Fosil yakıtlar; asit yağmurlarına neden oluyor, ozon tabakasını delip, havadaki oksijen miktarını düşürüyor, iklimleri değiştiriyor, hava ile su kirliliğine sebep olurken en önemlisi insan sağlığını mahvediyor. İşte tüm bu nedenlerle gösterilen çabalar; olumsuz etkileri minimize edecek yeni sistemleri keşfetmek, geliştirmek ve sektörün uygulamasına sunup kısa sürelerde entegre olmalarını sağlamak yönünde.
Bu doğaya önem veren öncü kuruluşlardan biri de SOCAR. Yeni geliştirdikleri “Dual System” ile taşımacılara yakıt olarak değerlendirecekleri doğayla barışık bir kombinasyon önermekteler. Bu sistem hem motorin hem CNG’yi birarada kullanarak araca enerji sağlıyor. Bu sayede yakıtın neden olduğu atıklar doğaya minimum zarar verir nitelikte.

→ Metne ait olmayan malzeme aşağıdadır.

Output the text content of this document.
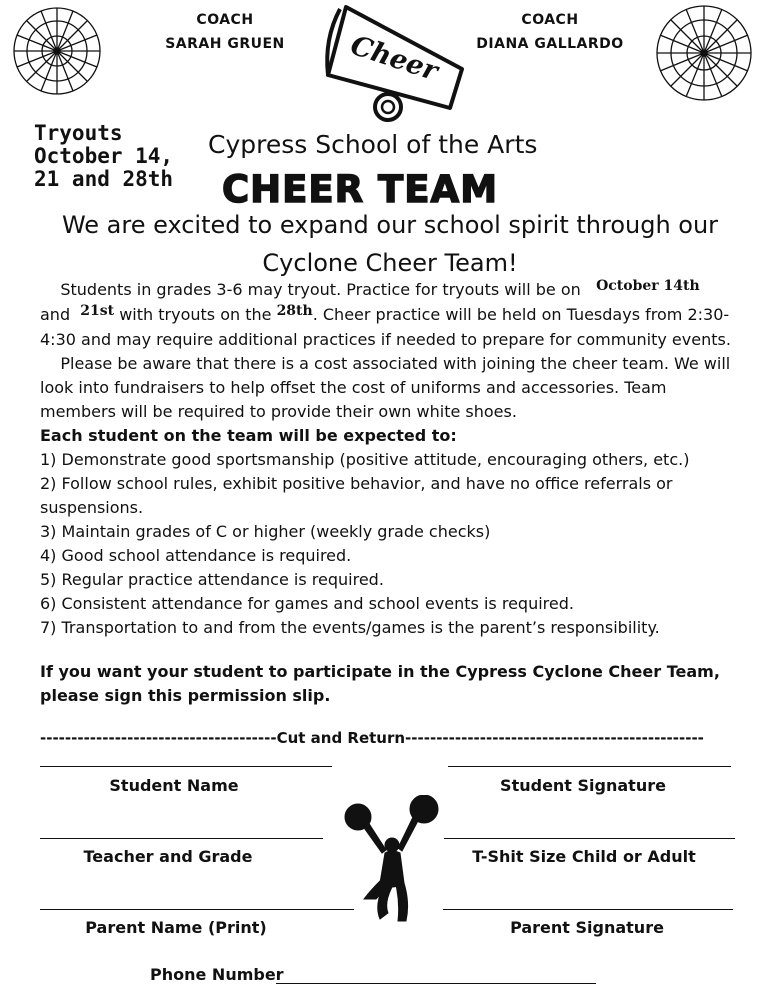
COACH
SARAH GRUEN
COACH
DIANA GALLARDO
Cheer
Tryouts
October 14,
21 and 28th
Cypress School of the Arts
CHEER TEAM
We are excited to expand our school spirit through our Cyclone Cheer Team!

Students in grades 3-6 may tryout. Practice for tryouts will be on October 14th
and 21st with tryouts on the 28th. Cheer practice will be held on Tuesdays from 2:30-4:30 and may require additional practices if needed to prepare for community events.

Please be aware that there is a cost associated with joining the cheer team. We will look into fundraisers to help offset the cost of uniforms and accessories. Team members will be required to provide their own white shoes.

Each student on the team will be expected to:

1) Demonstrate good sportsmanship (positive attitude, encouraging others, etc.)

2) Follow school rules, exhibit positive behavior, and have no office referrals or suspensions.

3) Maintain grades of C or higher (weekly grade checks)

4) Good school attendance is required.

5) Regular practice attendance is required.

6) Consistent attendance for games and school events is required.

7) Transportation to and from the events/games is the parent’s responsibility.

If you want your student to participate in the Cypress Cyclone Cheer Team, please sign this permission slip.

--------------------------------------Cut and Return------------------------------------------------
Student Name	Student Signature
Teacher and Grade	T-Shit Size Child or Adult
Parent Name (Print)	Parent Signature
Phone Number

Biz de bu sistemi sizler için mercek altına aldık. ‘Dual System’ nasıl bir sistem, CNG ve motorinin bir arada kullanılmasının doğaya, kullanana, araca etki ve faydaları neler? Risk barındırıyor mu? Kolay uygulanabilen bir sistem mi? Yakıta erişim kolay mı? Yakıt maliyetlerine etkisi nedir?… gibi bir çok soruya cevap aradık.
Tüm cevaplar sizler için derlendi; teknik kişilerin sistemin detaylarına ilişkin verdikleri bilgiler, sisteme geçiş yaparak kullanmaya başlayan firma yetkilileri ve şoförlerin yorumları ile gerçekleştirdiğimiz testler dosyamızda yer alıyor. İlgiyle okuyacağınızı ve kafanızdaki birçok sorunun cevabını bu çalışmada bulacağınızı tahmin ediyorum.
“Doğayı koruyalım!” diyerek sözlerimi sonlandırıyor ve sizi dergimizle baş başa bırakıyorum.